Resolving dependencies to packages (dependencies.py)
- add_fmri_path_mapping(): builds maps from paths to (PFMRI, variant
combinations) for both the currently delivered manifests and the installed
image (if used).
- resolve_links(path, files_dict, links, path_vars, attrs):
- Recursively follows link chains to real paths, accumulating variant
constraints along the way and generating conditional dependencies when a
link from one package points to a file delivered by another.
- find_package_using_delivered_files():
- For each dependency, computes all candidate paths (make_paths()), resolves
them through links (resolve_links), groups results by variant combinations,
and then constructs either:
- type=require if exactly one provider package resolves the dependency, or
- type=require-any if multiple packages could satisfy it.
- Debug attributes include:
- pkg.debug.depend.file/path/fullpath
- pkg.debug.depend.via-links (colon-separated link chain per resolution)
- pkg.debug.depend.path-id (a stable id grouping related path attempts)
- Link-derived conditional dependencies (type=conditional) are emitted to
encode that a dependency is only needed when a particular link provider is
present.
- find_package(): tries delivered files first; if not fully satisfied and
allowed, tries files installed in the current image.
- combine(), __collapse_conditionals(), __remove_unneeded_require_and_require_any():
- Perform simplification and deduplication of the emitted dependencies and
collapse conditional groups where possible.
Variants and conversion to actions
- Each dependency carries variant constraints (VariantCombinations). After
generation and internal pruning, convert_to_standard_dep_actions() splits
dependencies by unsatisfied variant combinations, producing standard
actions.depend.DependencyAction instances ready for output.
Run path insertion rule (PD_DEFAULT_RUNPATH)
- base.insert_default_runpath(default_runpath, run_paths) merges default
analyzer-detected search paths with user-provided run_paths:
- If run_paths includes the PD_DEFAULT_RUNPATH token, the default_runpath is
spliced at that position.
- If the token is absent, run_paths replaces the default entirely.

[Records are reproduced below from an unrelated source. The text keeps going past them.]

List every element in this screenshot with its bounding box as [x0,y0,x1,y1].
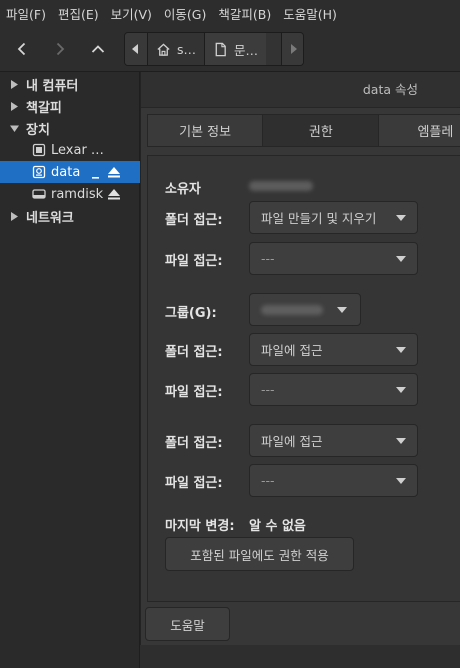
sidebar-lexar-label: Lexar … [51,142,104,158]
triangle-right-icon [290,44,297,54]
sidebar-computer-label: 내 컴퓨터 [26,78,79,94]
toolbar: s… 문… [0,27,460,72]
path-segment-current[interactable]: 문… [204,33,267,65]
expander-collapsed-icon[interactable] [9,79,19,89]
expander-collapsed-icon[interactable] [9,101,19,111]
group-file-access-label: 파일 접근: [165,385,223,400]
up-button[interactable] [83,35,113,63]
last-changed-value: 알 수 없음 [249,519,306,534]
path-segment-home[interactable]: s… [147,33,204,65]
path-scroll-left-button[interactable] [125,33,147,65]
path-bar: s… 문… [124,32,304,66]
triangle-left-icon [132,44,138,54]
help-button[interactable]: 도움말 [145,607,230,641]
last-changed-label: 마지막 변경: [165,519,235,534]
menu-view[interactable]: 보기(V) [111,4,152,23]
sidebar-item-computer[interactable]: 내 컴퓨터 [0,73,140,95]
path-scroll-right-button[interactable] [281,33,303,65]
group-folder-access-value: 파일에 접근 [261,343,323,358]
sidebar-item-data[interactable]: data [0,161,140,183]
chevron-up-icon [91,45,105,53]
menu-file[interactable]: 파일(F) [6,4,46,23]
owner-name-redacted [249,181,313,191]
owner-file-access-value: --- [261,251,275,266]
other-file-access-label: 파일 접근: [165,476,223,491]
sidebar-ramdisk-label: ramdisk [51,186,104,202]
owner-folder-access-label: 폴더 접근: [165,213,223,228]
chevron-right-icon [56,42,65,56]
chevron-left-icon [17,42,26,56]
menu-bookmarks[interactable]: 책갈피(B) [218,4,271,23]
document-icon [215,42,226,56]
other-folder-access-combo[interactable]: 파일에 접근 [249,424,418,457]
forward-button[interactable] [45,35,75,63]
dropdown-arrow-icon [396,256,406,262]
tab-emblems[interactable]: 엠플레 [379,114,460,147]
other-folder-access-value: 파일에 접근 [261,434,323,449]
group-name-redacted [261,304,323,315]
dropdown-arrow-icon [396,347,406,353]
apply-to-enclosed-button[interactable]: 포함된 파일에도 권한 적용 [165,537,354,571]
sidebar-item-network[interactable]: 네트워크 [0,205,140,227]
group-file-access-combo[interactable]: --- [249,373,418,406]
other-file-access-combo[interactable]: --- [249,464,418,497]
sidebar-bookmarks-label: 책갈피 [26,100,62,116]
drive-icon [32,165,46,179]
dropdown-arrow-icon [396,215,406,221]
dialog-title: data 속성 [141,72,460,108]
tab-permissions[interactable]: 권한 [263,114,380,147]
sidebar-network-label: 네트워크 [26,210,74,226]
sidebar-item-devices[interactable]: 장치 [0,117,140,139]
drive-icon [32,187,46,201]
group-combo[interactable] [249,293,361,326]
other-file-access-value: --- [261,473,275,488]
path-current-label: 문… [234,42,259,58]
path-home-label: s… [177,41,197,57]
expander-collapsed-icon[interactable] [9,211,19,221]
owner-folder-access-combo[interactable]: 파일 만들기 및 지우기 [249,201,418,234]
group-folder-access-label: 폴더 접근: [165,345,223,360]
group-label: 그룹(G): [165,306,217,321]
other-folder-access-label: 폴더 접근: [165,436,223,451]
sidebar: 내 컴퓨터 책갈피 장치 Lexar … data ramdisk 네트워크 [0,72,140,668]
dropdown-arrow-icon [396,387,406,393]
menu-help[interactable]: 도움말(H) [283,4,337,23]
menu-bar: 파일(F) 편집(E) 보기(V) 이동(G) 책갈피(B) 도움말(H) [0,0,460,27]
sidebar-data-label: data [51,164,81,180]
expander-expanded-icon[interactable] [9,124,19,133]
menu-go[interactable]: 이동(G) [164,4,206,23]
group-folder-access-combo[interactable]: 파일에 접근 [249,333,418,366]
back-button[interactable] [7,35,37,63]
eject-icon[interactable] [106,164,122,180]
menu-edit[interactable]: 편집(E) [58,4,99,23]
sidebar-item-ramdisk[interactable]: ramdisk [0,183,140,205]
owner-label: 소유자 [165,182,201,197]
group-file-access-value: --- [261,382,275,397]
home-icon [157,42,170,56]
owner-folder-access-value: 파일 만들기 및 지우기 [261,211,377,226]
dialog-tabs: 기본 정보 권한 엠플레 [147,114,460,147]
sidebar-devices-label: 장치 [26,122,50,138]
dropdown-arrow-icon [396,478,406,484]
sidebar-item-lexar[interactable]: Lexar … [0,139,140,161]
dropdown-arrow-icon [396,438,406,444]
sidebar-item-bookmarks[interactable]: 책갈피 [0,95,140,117]
unmount-indicator-icon [92,177,99,179]
owner-file-access-label: 파일 접근: [165,254,223,269]
dropdown-arrow-icon [337,307,347,313]
eject-icon[interactable] [106,186,122,202]
tab-basic[interactable]: 기본 정보 [147,114,264,147]
sd-card-icon [32,143,46,157]
owner-file-access-combo[interactable]: --- [249,242,418,275]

- Multiple tokens raise MultipleDefaultRunpaths.
Notes for Rust implementation
- ELF:
- Parse DT_NEEDED and DT_RUNPATH. Handle $ORIGIN (directory of installed
path) and $PLATFORM expansion. Implement kernel module path rules and
64-bit subdir logic. Merge user run paths via PD_DEFAULT_RUNPATH rules.

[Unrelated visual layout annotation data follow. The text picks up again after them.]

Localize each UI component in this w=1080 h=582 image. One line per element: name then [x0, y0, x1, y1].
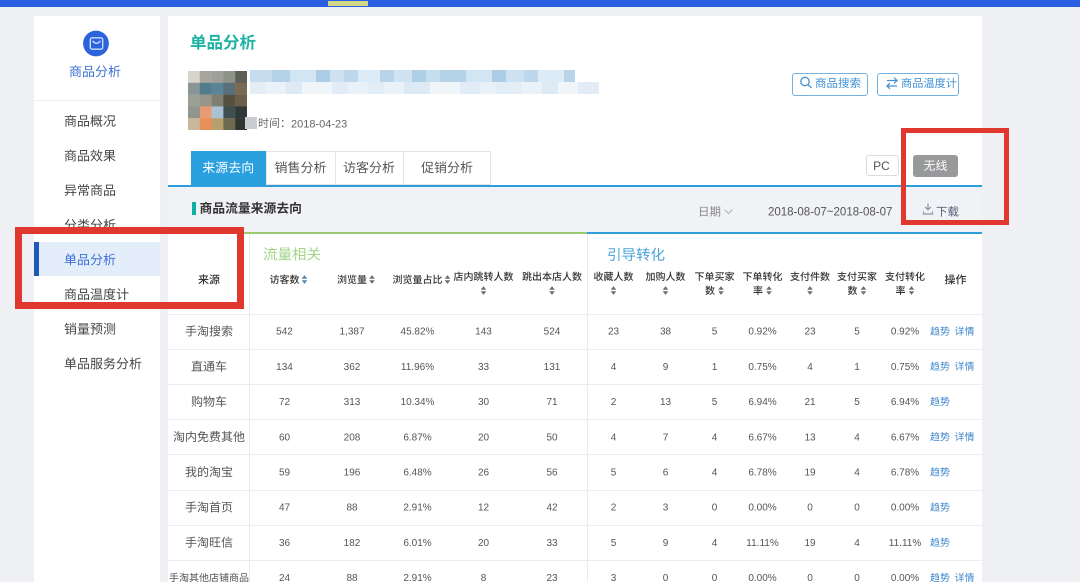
svg-text:2.91%: 2.91% [403, 503, 431, 514]
svg-text:0: 0 [854, 503, 860, 514]
svg-text:36: 36 [279, 538, 291, 549]
svg-text:0.92%: 0.92% [748, 327, 776, 338]
svg-text:20: 20 [478, 538, 490, 549]
svg-text:6.78%: 6.78% [748, 468, 776, 479]
svg-text:0: 0 [807, 573, 813, 582]
svg-text:4: 4 [854, 432, 860, 443]
svg-text:134: 134 [276, 362, 293, 373]
svg-text:26: 26 [478, 468, 490, 479]
svg-text:PC: PC [873, 159, 890, 173]
svg-text:45.82%: 45.82% [401, 327, 435, 338]
svg-text:9: 9 [663, 538, 669, 549]
svg-text:4: 4 [712, 468, 718, 479]
svg-text:6: 6 [663, 468, 669, 479]
svg-text:0: 0 [712, 573, 718, 582]
svg-text:8: 8 [481, 573, 487, 582]
svg-text:313: 313 [344, 397, 361, 408]
svg-text:13: 13 [804, 432, 816, 443]
svg-text:0.75%: 0.75% [748, 362, 776, 373]
svg-text:0.00%: 0.00% [891, 573, 919, 582]
svg-text:38: 38 [660, 327, 672, 338]
svg-text:6.94%: 6.94% [748, 397, 776, 408]
svg-text:2018-08-07~2018-08-07: 2018-08-07~2018-08-07 [768, 207, 892, 219]
svg-text:30: 30 [478, 397, 490, 408]
svg-text:0: 0 [712, 503, 718, 514]
svg-text:19: 19 [804, 538, 816, 549]
svg-text:0: 0 [663, 573, 669, 582]
svg-text:88: 88 [346, 503, 358, 514]
svg-text:524: 524 [544, 327, 561, 338]
svg-text:3: 3 [663, 503, 669, 514]
svg-text:23: 23 [608, 327, 620, 338]
svg-text:5: 5 [611, 538, 617, 549]
svg-text:21: 21 [804, 397, 816, 408]
svg-text:12: 12 [478, 503, 490, 514]
svg-text:182: 182 [344, 538, 361, 549]
svg-text:6.67%: 6.67% [748, 432, 776, 443]
svg-text:33: 33 [546, 538, 558, 549]
svg-text:42: 42 [546, 503, 558, 514]
svg-text:362: 362 [344, 362, 361, 373]
svg-text:47: 47 [279, 503, 291, 514]
svg-text:72: 72 [279, 397, 291, 408]
svg-text:4: 4 [854, 468, 860, 479]
svg-text:13: 13 [660, 397, 672, 408]
svg-text:6.87%: 6.87% [403, 432, 431, 443]
svg-text:9: 9 [663, 362, 669, 373]
svg-text:59: 59 [279, 468, 291, 479]
svg-text:1: 1 [854, 362, 860, 373]
svg-text:11.11%: 11.11% [746, 538, 779, 549]
svg-text:4: 4 [807, 362, 813, 373]
svg-text:6.01%: 6.01% [403, 538, 431, 549]
svg-text:3: 3 [611, 573, 617, 582]
svg-text:56: 56 [546, 468, 558, 479]
svg-text:5: 5 [712, 397, 718, 408]
svg-text:4: 4 [712, 538, 718, 549]
svg-text:2.91%: 2.91% [403, 573, 431, 582]
svg-text:5: 5 [611, 468, 617, 479]
svg-text:208: 208 [344, 432, 361, 443]
svg-text:88: 88 [346, 573, 358, 582]
svg-text:6.48%: 6.48% [403, 468, 431, 479]
svg-text:143: 143 [475, 327, 492, 338]
svg-text:5: 5 [712, 327, 718, 338]
svg-text:2018-04-23: 2018-04-23 [291, 118, 347, 130]
svg-text:0.00%: 0.00% [748, 503, 776, 514]
svg-text:6.94%: 6.94% [891, 397, 919, 408]
svg-text:6.67%: 6.67% [891, 432, 919, 443]
svg-text:5: 5 [854, 397, 860, 408]
svg-text:196: 196 [344, 468, 361, 479]
svg-text:0.00%: 0.00% [891, 503, 919, 514]
svg-text:0.92%: 0.92% [891, 327, 919, 338]
svg-text:11.11%: 11.11% [889, 538, 922, 549]
svg-text:4: 4 [712, 432, 718, 443]
svg-text:2: 2 [611, 397, 617, 408]
svg-text:542: 542 [276, 327, 293, 338]
svg-text:33: 33 [478, 362, 490, 373]
svg-text:0: 0 [807, 503, 813, 514]
svg-text:131: 131 [544, 362, 561, 373]
svg-text:71: 71 [546, 397, 558, 408]
svg-text:20: 20 [478, 432, 490, 443]
svg-text:1: 1 [712, 362, 718, 373]
svg-text:10.34%: 10.34% [401, 397, 435, 408]
svg-text:2: 2 [611, 503, 617, 514]
svg-text:6.78%: 6.78% [891, 468, 919, 479]
svg-text:11.96%: 11.96% [401, 362, 434, 373]
svg-text:23: 23 [546, 573, 558, 582]
svg-text:0: 0 [854, 573, 860, 582]
svg-text:5: 5 [854, 327, 860, 338]
svg-text:0.75%: 0.75% [891, 362, 919, 373]
svg-text:23: 23 [804, 327, 816, 338]
svg-text:4: 4 [854, 538, 860, 549]
svg-text:4: 4 [611, 432, 617, 443]
svg-text:7: 7 [663, 432, 669, 443]
svg-text:1,387: 1,387 [339, 327, 364, 338]
svg-text:24: 24 [279, 573, 291, 582]
svg-text:19: 19 [804, 468, 816, 479]
svg-text:4: 4 [611, 362, 617, 373]
svg-text:60: 60 [279, 432, 291, 443]
svg-text:50: 50 [546, 432, 558, 443]
svg-text:0.00%: 0.00% [748, 573, 776, 582]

- Build dependencies keyed by base name with a directory search list.
- When pruning internal deps, downgrade to warning if base name is delivered
by the same package but no path matches.
- Python:
- Determine Python version from installed path or shebang. Flag mismatches.
- Execute import discovery with a depth-limited module finder; if the target
version differs, spawn the matching interpreter to run a helper script and
parse outputs. Include run_paths in module search.
- JAR:
- No current implementation. Decide whether to add support or retain current
behavior (no automatic JAR dependency extraction).
- General:
- Implement bypass rules and debug attributes to aid diagnostics.
- Implement link resolution and conditional dependency emission.
- Respect variant tracking and final conversion to concrete dependency
actions.
Cross-reference
- Historical note in doc/elf-jar-handling.txt discusses possible JAR handling,
but the current codebase does not implement JAR dependency analysis.